It's Fed day and markets are going all in on a rate cut Wednesday afternoon.
The path forward looks more uncertain, though, and all eyes will be on Federal Reserve Chair Jerome Powell at his post-meeting news conference.
"They're going to do that first rate cut then look to see for the future where they can cut again depending on how things shake out," Chris Zaccarelli, chief investment officer at Independent Advisor Alliance, said Tuesday on CNBC's "Trading Nation." "They're looking to do this insurance cut in order to get ahead of potential trade weakness."
The key to how the market reacts is how it teases its next move, said Zaccarelli. That could fall into two camps: the Fed could assure markets this was merely a preemptive cut, fueling confidence in the economy, or it could signal more moves to come which could raise recession fears.
"If the Fed is really cutting rates in advance of what could be some weakness in the economy coming forward, then typically people will go to utilities and consumer staples," he said. "Unfortunately, right now, both of those sectors are pretty expensive."
Defensive sectors, such as utilities, staples and real estate investment trusts (REITs), typically get a bid as a safety trade when investors foresee an economic slowdown. REITs and staples, in particular, have outperformed in the past three months and pushed valuations higher.
"What we're looking at doing is going into health care, which is also a defensive sector. It's much cheaper than those other sectors I mentioned," said Zaccarelli.
Health care, the worst-performing sector this year, trades at 15 times forward earnings, below the 17 times multiple on the S&P 500. By comparison, staples, utilities and REITs trade closer to 20 times earnings.
The sector also offers a dual bet on whichever way the Fed next moves, he adds.
"Within in health care, you really can have an opportunity for both growth as well as defensive subindustries, subsectors.

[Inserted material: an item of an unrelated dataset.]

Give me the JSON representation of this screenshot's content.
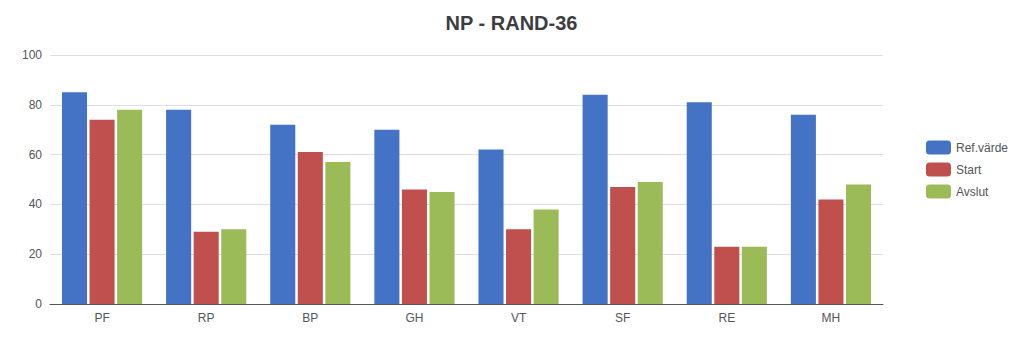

Looking at biotechnology, that's really the growth area of health care," said Zaccarelli. "Meanwhile, if you look at medical device manufacturers and services companies within health care, it's growing at a slower rate, around mid-single-digits growth, but it provides much more defensive characteristics."
The IBB biotechnology ETF has surged more than 1% in the past week, though trailed the market this year. The IHI medical devices ETF, on the other hand, is essentially flat this week, but up 25% in 2019.